[Pink Pig Time Machine by Wilfrid: December 12, 2016]
My diary let me down this week. Several blank pages, and a sad lack of insight into what went wrong with a meal at March. "Disappointing tasting menu at March" is all I know.
Remember March? For several years, it had been one of my exemplary Manhattan restaurants, alongside JoJo, Café Boulud, and San Domenico. Expensive, but not four star-expensive, plush, comforting, and reliably good.
What I didn't know when I made a reservation there for December 2006 was that it would close on the first day of 2007. That, in retrospect, explains the mediocre meal and lazy service. And seem to have been too disgusted to list dishes in my diary: it was always a tasting menu joint, so there would have been a lot of them. A sad end to the Wayne Nish-Joe Scalice double-act, and it's interesting to look back on the stream of chefs who passed through that once excellent kitchen: Missy Robbins, Harold Moore, Michael Anthony...

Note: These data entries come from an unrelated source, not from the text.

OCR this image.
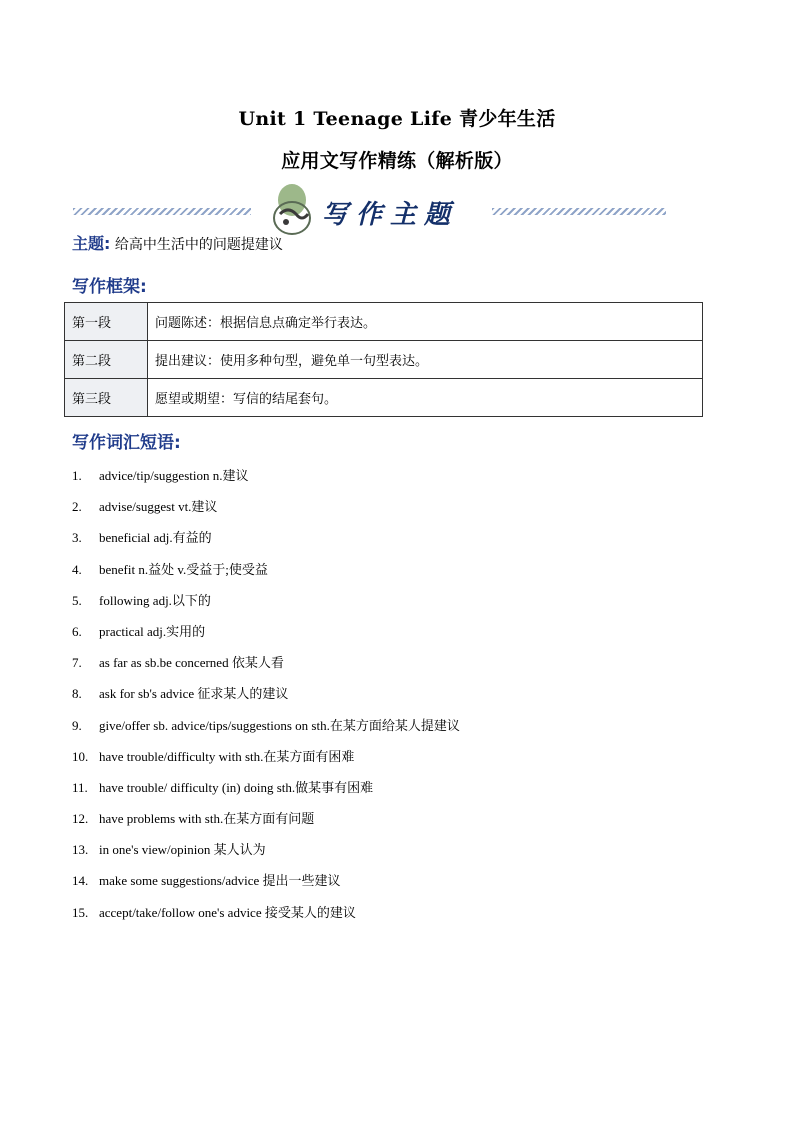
Unit 1 Teenage Life 青少年生活
应用文写作精练（解析版）
写作主题
主题: 给高中生活中的问题提建议
写作框架:
第一段	问题陈述：根据信息点确定举行表达。
第二段	提出建议：使用多种句型，避免单一句型表达。
第三段	愿望或期望：写信的结尾套句。
写作词汇短语:
1. advice/tip/suggestion n.建议
2. advise/suggest vt.建议
3. beneficial adj.有益的
4. benefit n.益处 v.受益于;使受益
5. following adj.以下的
6. practical adj.实用的
7. as far as sb.be concerned 依某人看
8. ask for sb's advice 征求某人的建议
9. give/offer sb. advice/tips/suggestions on sth.在某方面给某人提建议
10. have trouble/difficulty with sth.在某方面有困难
11. have trouble/ difficulty (in) doing sth.做某事有困难
12. have problems with sth.在某方面有问题
13. in one's view/opinion 某人认为
14. make some suggestions/advice 提出一些建议
15. accept/take/follow one's advice 接受某人的建议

I can remember details of the revival of Sondheim's Company staged by the British director John Doyle. Like his production of Sweeney Todd the previous year, the characters were virtually tethered to musical instruments and invited to provide their own accompaniment. While a spot of the old Brechtian verfremdungseffekt made sense with Sweeney, a highly stylized mummer play of a musical, I thought it fatally shackled the light social realism of Company. The critics loved it, but why waste Raúl Esparza's dynamism by having him stuck at a piano. It wasn't until the closing moments that he was allowed to walk downstage for "Being Alive." That gave a glimpse of what might have been.
And finishing off the week, the estimable Ali at the Kabab Café laying out a fish-heavy menu for once: great clams, squid salad, some big fish baked whole, lobster, that kind of thing. A gem.